Allow me to interject — I Googled straightaway to see if there were other lime & coconut cakes out and about — there were.  But, none of them included a pear or spelled it ala Harry Nilsson’s song. :)

After a few trials and tweaks (made it with a D’Anjou pear first, then tried a Bosc — all in the name of research, of course…), it was a keeper!  The cake was moist and dense, with a hint of lime and a tease of coconut.

After all was said and done, I frosted my “adaptation,” sprinkled toasted coconut over the top, and it was indeed over the top!

Prepare yourself for a taste of the tropics…

Put De Lime In De Coconut Cake

(adapted from Pina Colada Cake by Chef Dennis)

Cake:

2 c. all purpose flour

1 tsp. baking powder

3/4 tsp. baking soda

1/4 tsp. salt

1 1/2 cups coconut, divided

1/2 c. butter, plus additional for the pan

1/4 c. brown sugar (that’s all!)

2 eggs, at room temperature

1 ripe pear (D’anjou or Bosc), peeled, seeded, & diced

Zest of 1 medium lime

1/4 c. freshly squeezed lime juice

15 oz. can Cream of Coconut, divided (I used Coco Lopez)

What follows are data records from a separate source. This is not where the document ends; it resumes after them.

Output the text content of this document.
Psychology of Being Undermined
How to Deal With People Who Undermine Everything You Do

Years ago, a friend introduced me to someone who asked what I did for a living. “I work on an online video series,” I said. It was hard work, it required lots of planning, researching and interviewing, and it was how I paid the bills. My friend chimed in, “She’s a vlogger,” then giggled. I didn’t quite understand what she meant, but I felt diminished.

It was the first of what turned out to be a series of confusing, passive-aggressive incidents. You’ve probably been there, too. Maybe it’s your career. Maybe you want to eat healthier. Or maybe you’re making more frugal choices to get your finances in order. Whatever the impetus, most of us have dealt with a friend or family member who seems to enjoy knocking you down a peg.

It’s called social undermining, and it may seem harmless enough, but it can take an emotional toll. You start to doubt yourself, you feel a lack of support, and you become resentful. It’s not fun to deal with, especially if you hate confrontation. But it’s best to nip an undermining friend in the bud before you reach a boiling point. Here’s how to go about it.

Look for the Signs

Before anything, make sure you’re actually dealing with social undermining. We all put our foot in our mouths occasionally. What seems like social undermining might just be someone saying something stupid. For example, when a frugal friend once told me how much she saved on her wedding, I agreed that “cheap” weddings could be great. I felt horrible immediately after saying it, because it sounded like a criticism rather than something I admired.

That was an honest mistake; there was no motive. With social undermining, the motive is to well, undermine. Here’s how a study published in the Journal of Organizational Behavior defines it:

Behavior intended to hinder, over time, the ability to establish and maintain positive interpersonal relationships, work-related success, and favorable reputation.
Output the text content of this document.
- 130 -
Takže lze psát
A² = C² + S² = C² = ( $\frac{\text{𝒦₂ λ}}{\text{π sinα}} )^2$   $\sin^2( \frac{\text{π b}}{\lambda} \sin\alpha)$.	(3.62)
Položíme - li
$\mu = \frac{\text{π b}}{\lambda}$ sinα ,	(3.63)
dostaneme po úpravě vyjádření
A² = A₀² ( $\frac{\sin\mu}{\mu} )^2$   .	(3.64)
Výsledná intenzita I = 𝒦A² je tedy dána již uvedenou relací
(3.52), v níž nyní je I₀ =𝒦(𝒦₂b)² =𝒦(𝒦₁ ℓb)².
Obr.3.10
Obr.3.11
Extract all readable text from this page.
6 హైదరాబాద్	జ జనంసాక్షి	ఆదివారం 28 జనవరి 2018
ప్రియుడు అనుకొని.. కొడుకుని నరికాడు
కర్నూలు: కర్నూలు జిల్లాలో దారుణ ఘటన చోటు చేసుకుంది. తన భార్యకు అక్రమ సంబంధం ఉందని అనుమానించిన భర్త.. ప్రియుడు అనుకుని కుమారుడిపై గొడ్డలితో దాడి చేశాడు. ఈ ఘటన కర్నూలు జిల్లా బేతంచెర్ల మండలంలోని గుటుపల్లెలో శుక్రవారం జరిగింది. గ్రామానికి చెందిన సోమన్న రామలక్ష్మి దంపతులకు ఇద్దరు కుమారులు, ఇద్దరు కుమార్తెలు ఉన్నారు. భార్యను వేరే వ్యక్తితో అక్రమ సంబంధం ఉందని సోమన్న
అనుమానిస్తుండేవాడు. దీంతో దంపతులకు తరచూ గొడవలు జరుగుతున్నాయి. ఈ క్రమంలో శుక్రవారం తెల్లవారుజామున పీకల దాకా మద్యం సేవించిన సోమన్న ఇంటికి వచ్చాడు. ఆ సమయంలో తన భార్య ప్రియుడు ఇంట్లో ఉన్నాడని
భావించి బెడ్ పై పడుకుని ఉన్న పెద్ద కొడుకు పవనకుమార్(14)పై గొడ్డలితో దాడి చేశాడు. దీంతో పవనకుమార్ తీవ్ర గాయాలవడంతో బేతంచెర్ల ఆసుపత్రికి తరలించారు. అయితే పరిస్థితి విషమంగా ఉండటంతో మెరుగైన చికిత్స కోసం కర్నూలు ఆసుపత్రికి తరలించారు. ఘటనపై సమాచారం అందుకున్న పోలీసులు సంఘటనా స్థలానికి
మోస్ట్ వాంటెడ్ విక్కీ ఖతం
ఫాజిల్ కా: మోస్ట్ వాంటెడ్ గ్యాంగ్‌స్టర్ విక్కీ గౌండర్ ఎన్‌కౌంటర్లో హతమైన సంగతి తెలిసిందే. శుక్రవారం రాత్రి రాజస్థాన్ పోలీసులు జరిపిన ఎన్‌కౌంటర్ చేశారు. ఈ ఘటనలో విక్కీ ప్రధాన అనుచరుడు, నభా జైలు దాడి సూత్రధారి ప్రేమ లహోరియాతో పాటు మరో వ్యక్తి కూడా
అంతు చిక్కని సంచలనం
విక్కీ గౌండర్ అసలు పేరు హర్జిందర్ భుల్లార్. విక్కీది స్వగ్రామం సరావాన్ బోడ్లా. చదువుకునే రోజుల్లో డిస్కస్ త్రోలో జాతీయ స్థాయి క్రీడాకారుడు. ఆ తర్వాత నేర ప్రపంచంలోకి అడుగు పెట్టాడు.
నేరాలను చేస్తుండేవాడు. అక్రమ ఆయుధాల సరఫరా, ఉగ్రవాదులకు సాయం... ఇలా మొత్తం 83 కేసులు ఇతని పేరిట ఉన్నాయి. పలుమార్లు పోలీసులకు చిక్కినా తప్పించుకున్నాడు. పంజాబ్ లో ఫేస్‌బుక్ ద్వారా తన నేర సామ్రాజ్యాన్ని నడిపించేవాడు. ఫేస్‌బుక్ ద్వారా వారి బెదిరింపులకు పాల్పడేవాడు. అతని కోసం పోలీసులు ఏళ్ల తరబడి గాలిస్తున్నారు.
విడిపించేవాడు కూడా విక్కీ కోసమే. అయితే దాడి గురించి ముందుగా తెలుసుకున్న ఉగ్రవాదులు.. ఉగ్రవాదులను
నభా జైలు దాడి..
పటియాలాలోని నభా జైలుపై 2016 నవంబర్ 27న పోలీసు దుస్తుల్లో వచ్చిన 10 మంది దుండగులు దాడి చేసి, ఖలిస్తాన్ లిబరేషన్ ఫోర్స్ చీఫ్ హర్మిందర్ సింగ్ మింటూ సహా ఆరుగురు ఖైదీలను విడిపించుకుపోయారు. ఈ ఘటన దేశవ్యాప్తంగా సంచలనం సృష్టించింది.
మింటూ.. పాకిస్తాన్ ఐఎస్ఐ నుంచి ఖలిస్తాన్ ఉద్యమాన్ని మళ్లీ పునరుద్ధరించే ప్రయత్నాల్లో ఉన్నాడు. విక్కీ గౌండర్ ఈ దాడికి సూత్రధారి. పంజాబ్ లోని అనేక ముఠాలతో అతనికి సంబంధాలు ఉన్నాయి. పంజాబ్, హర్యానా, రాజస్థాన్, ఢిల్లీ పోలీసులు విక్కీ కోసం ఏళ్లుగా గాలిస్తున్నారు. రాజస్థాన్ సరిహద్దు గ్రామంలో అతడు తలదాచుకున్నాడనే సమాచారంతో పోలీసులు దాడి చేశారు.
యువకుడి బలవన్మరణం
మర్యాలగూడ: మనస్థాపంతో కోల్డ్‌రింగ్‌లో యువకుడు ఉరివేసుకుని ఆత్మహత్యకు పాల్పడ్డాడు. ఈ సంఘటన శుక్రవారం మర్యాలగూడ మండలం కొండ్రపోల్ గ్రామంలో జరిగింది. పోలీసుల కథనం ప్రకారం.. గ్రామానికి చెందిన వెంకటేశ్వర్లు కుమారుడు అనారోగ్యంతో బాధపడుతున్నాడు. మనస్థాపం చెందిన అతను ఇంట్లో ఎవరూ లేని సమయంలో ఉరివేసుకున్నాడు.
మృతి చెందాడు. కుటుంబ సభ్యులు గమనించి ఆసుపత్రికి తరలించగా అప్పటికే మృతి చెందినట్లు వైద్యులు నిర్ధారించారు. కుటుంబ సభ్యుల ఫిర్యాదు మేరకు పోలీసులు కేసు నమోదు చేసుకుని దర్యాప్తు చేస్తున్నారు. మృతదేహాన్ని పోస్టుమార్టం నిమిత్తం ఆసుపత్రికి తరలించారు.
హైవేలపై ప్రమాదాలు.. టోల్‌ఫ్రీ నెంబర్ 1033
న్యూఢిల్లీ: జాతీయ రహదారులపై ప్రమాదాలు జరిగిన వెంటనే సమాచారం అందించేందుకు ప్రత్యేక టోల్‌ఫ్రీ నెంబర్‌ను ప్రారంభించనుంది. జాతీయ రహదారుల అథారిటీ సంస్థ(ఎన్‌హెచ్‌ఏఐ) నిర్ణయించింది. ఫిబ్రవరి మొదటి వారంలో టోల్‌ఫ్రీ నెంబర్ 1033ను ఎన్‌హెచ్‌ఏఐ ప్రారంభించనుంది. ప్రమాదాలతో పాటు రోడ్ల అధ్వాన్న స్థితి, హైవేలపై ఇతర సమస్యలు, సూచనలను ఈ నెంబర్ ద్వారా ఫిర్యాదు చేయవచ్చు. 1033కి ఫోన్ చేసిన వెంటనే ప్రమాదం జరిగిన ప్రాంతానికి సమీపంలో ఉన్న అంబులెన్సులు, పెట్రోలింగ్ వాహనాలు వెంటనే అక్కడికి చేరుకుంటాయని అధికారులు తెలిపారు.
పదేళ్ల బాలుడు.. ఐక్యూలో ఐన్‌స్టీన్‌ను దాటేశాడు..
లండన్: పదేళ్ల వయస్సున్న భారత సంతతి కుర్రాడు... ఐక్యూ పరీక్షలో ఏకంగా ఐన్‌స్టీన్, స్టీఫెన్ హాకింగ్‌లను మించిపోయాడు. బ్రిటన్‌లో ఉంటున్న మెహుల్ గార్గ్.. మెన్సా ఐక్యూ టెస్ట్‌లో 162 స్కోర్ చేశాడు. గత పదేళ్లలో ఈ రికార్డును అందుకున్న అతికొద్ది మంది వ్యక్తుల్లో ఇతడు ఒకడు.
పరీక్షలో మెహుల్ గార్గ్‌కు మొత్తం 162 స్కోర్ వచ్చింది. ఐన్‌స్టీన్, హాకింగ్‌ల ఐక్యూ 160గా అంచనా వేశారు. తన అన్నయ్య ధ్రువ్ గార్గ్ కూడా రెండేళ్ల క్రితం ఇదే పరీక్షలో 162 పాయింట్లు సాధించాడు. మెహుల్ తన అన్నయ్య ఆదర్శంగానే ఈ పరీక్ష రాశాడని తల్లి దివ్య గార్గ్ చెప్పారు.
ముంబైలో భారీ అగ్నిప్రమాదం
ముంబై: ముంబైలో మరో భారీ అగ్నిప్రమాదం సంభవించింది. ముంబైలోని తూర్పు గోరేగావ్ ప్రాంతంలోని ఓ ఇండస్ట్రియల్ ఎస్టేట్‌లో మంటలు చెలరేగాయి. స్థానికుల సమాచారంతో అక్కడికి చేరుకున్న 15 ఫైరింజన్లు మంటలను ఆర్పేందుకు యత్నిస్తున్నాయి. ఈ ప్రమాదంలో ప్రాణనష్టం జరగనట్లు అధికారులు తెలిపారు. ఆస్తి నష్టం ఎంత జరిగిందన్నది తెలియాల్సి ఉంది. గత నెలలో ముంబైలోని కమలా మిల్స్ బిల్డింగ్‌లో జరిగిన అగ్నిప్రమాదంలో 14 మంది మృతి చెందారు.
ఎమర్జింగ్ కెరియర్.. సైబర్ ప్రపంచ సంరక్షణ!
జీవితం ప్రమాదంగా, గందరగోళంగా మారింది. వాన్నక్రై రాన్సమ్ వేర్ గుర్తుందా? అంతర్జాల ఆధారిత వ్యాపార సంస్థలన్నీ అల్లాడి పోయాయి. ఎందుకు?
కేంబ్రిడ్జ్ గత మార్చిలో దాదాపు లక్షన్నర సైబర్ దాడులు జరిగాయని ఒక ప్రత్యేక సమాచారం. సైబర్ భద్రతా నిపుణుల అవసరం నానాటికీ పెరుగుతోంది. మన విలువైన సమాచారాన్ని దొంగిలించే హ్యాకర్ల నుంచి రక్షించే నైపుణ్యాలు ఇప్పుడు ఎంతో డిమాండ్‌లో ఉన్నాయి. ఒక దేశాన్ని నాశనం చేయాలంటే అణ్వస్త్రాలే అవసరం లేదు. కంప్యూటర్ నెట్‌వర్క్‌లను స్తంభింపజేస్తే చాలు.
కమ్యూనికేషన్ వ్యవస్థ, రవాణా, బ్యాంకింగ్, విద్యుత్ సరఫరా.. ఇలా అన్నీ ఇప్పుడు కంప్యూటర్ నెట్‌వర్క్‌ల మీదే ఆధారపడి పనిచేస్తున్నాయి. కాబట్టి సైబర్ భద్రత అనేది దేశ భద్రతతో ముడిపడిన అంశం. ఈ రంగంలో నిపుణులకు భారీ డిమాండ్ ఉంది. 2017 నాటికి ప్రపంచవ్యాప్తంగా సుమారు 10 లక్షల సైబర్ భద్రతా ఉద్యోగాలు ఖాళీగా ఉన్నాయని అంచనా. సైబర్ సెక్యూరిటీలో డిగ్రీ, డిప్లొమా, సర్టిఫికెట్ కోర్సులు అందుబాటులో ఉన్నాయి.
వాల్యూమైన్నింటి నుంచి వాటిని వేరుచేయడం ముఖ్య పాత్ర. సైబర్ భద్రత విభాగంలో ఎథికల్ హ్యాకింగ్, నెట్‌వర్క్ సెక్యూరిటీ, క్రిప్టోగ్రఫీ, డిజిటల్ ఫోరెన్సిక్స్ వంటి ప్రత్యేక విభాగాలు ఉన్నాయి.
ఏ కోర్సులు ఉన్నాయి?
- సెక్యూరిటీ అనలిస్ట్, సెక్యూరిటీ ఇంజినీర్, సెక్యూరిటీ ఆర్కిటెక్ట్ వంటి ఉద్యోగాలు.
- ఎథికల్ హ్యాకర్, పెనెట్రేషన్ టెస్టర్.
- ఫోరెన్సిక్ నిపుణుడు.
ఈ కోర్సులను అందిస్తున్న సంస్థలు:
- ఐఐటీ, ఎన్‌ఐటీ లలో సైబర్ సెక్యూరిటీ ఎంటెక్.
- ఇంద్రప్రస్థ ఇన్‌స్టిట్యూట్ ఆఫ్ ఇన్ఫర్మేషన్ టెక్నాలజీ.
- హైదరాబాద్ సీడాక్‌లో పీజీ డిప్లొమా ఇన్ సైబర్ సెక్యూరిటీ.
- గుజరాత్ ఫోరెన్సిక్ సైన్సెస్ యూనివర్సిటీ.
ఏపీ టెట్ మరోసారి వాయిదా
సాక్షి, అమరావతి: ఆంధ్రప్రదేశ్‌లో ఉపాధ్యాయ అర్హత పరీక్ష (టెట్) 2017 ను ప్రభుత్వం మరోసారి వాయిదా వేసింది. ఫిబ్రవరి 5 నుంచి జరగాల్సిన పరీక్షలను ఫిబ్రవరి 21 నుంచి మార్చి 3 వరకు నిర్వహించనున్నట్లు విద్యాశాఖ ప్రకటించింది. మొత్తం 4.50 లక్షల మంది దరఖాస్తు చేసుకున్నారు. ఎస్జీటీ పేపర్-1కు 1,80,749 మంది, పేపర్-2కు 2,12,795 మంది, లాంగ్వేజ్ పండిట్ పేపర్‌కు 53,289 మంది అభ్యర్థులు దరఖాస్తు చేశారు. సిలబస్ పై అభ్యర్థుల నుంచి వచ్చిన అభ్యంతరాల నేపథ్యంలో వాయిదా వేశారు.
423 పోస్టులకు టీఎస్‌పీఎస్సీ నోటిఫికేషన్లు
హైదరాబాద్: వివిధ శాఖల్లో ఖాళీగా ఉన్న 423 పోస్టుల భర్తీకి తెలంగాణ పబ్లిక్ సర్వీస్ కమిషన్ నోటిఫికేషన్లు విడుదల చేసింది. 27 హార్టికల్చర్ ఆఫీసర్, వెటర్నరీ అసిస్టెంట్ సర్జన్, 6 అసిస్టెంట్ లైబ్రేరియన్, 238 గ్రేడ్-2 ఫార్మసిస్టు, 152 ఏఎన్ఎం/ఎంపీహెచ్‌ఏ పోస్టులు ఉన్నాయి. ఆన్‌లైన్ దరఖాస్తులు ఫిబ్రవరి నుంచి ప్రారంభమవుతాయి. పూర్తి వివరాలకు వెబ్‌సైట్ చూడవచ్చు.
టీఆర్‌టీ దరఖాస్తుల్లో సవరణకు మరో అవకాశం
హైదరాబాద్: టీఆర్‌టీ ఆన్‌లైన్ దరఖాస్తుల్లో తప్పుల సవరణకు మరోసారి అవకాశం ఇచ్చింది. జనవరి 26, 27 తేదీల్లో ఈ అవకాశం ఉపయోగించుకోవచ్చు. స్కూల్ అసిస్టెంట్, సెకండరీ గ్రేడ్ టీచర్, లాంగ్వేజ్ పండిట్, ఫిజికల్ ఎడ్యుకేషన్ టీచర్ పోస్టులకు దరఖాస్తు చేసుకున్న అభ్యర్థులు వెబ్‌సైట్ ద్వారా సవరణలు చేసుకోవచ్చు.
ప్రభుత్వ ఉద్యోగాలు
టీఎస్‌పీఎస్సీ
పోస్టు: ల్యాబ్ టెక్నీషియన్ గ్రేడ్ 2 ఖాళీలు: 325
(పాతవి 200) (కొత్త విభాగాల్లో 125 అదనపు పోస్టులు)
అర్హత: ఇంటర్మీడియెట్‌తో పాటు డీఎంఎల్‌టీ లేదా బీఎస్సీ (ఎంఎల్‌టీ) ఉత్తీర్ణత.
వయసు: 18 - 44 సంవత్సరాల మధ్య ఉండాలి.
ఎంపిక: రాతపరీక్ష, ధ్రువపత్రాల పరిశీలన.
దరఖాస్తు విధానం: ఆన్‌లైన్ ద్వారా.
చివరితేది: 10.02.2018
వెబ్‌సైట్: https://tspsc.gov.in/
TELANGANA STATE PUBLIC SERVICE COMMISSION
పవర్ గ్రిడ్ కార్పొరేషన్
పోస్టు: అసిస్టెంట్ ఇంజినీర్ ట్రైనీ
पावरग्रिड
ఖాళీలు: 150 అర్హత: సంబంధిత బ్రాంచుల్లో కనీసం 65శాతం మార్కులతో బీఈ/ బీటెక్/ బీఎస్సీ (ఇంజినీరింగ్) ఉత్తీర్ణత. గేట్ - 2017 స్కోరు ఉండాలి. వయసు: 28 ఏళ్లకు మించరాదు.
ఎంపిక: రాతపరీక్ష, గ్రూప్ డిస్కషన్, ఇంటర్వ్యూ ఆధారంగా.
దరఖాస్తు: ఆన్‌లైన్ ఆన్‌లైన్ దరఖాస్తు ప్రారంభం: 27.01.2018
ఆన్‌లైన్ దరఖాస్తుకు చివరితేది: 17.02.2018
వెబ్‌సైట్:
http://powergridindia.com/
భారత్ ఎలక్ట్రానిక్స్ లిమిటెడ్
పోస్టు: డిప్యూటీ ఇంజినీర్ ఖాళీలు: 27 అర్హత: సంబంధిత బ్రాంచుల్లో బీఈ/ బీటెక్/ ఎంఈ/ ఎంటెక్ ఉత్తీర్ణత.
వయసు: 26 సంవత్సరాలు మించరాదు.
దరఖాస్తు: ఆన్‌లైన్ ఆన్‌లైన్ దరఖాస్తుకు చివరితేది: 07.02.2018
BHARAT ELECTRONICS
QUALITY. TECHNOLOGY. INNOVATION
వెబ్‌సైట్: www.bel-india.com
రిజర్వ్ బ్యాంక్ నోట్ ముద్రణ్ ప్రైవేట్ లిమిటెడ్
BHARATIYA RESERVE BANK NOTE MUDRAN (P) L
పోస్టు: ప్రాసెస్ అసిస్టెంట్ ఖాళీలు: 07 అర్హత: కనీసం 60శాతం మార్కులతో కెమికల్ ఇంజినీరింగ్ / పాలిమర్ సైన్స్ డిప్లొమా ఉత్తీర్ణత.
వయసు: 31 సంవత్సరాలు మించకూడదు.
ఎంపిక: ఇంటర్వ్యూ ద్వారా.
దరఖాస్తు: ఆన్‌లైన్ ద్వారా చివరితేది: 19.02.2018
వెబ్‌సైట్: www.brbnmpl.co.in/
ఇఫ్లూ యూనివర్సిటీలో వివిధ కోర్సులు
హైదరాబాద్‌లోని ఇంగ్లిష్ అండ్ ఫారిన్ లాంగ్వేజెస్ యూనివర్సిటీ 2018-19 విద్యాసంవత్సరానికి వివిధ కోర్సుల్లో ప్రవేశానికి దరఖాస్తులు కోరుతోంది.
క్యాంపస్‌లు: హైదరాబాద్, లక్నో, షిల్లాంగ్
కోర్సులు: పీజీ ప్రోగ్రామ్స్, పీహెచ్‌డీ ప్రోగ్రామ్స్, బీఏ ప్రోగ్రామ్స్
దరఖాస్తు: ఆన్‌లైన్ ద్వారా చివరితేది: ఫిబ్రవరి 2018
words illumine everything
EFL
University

Coconut Lime Frosting (recipe follows)

Toasted Coconut, for garnish

Coconut Lime Frosting:

3/4 c. Mascarpone cheese (homemade or store-bought)

3/4 c. cream cheese, softened

1 Tbsp. butter, softened

2 c. confectioners’ sugar

1 1/2 tsp. freshly squeezed lime juice

1 tsp. vanilla

1/4 tsp. salt

1 to 2 Tbsp. Cream of Coconut, reserved from above

For the Cake:

Preheat oven to 350° F.  Butter the bottom and sides of a 9-inch round cake pan; set aside.

Spread 1 cup of coconut on an ungreased baking sheet.  Toast in the oven for 7 to 10 minutes, stirring several times until golden brown; immediately remove from baking sheet to cool; set aside.

In a medium bowl, whisk together flour, baking powder, baking soda, salt, and remaining 1/2 cup coconut (untoasted); set aside.

In a large bowl, beat butter and brown sugar with an electric mixer until light and fluffy.

Add eggs, one at a time, beating well after each addition; set aside.

Peel, core, and dice the pear.  Place the diced pear into a 2-cup measuring cup.  (It should yield 1 cup, loosely packed.)  Add lime zest and juice; toss to coat.

In the same measuring cup, pour 1 cup Cream of Coconut (approximately) over the diced pear mixture, until the total quantity measures 1-3/4 cups.  Reserve remaining Cream of Coconut for the frosting.

Add pear mixture to creamed mixture; beat well.  (Batter will look soupy and some of the pears will still be “chunky,” but that’s okay.)

Gradually add flour mixture in thirds — no need to create a dust storm! — and beat on low speed until just combined.

Spread batter into prepared pan.  Bake 35 to 45 minutes, until a wooden pick inserted into the center of the cake comes out clean.

Cool for 10 minutes on a wire rack.  Run a sharp knife around inside edge of the pan, invert and remove the pan, then flip the cake back onto the cooling rack to cool completely.

(Note:  Cake may rise significantly above the pan — not to worry — just another reason to label it “over the top!”)

Trim edges of cake before frosting, if desired.

For the Frosting:

Prepare homemade Mascarpone cheese several hours in advance (I made it with lime juice instead of lemon juice); refrigerate until set.

Alternatively, use store-bought Mascarpone & get on with it. :)

Whip the cream cheese, Mascarpone, and butter until fluffy.

Add confectioners’ sugar, vanilla, salt, and lime juice; mix well.

Add enough of the reserved Cream of Coconut until frosting reaches “spreadable” consistency.

Frost top & sides of cooled cake.  Sprinkle with toasted coconut.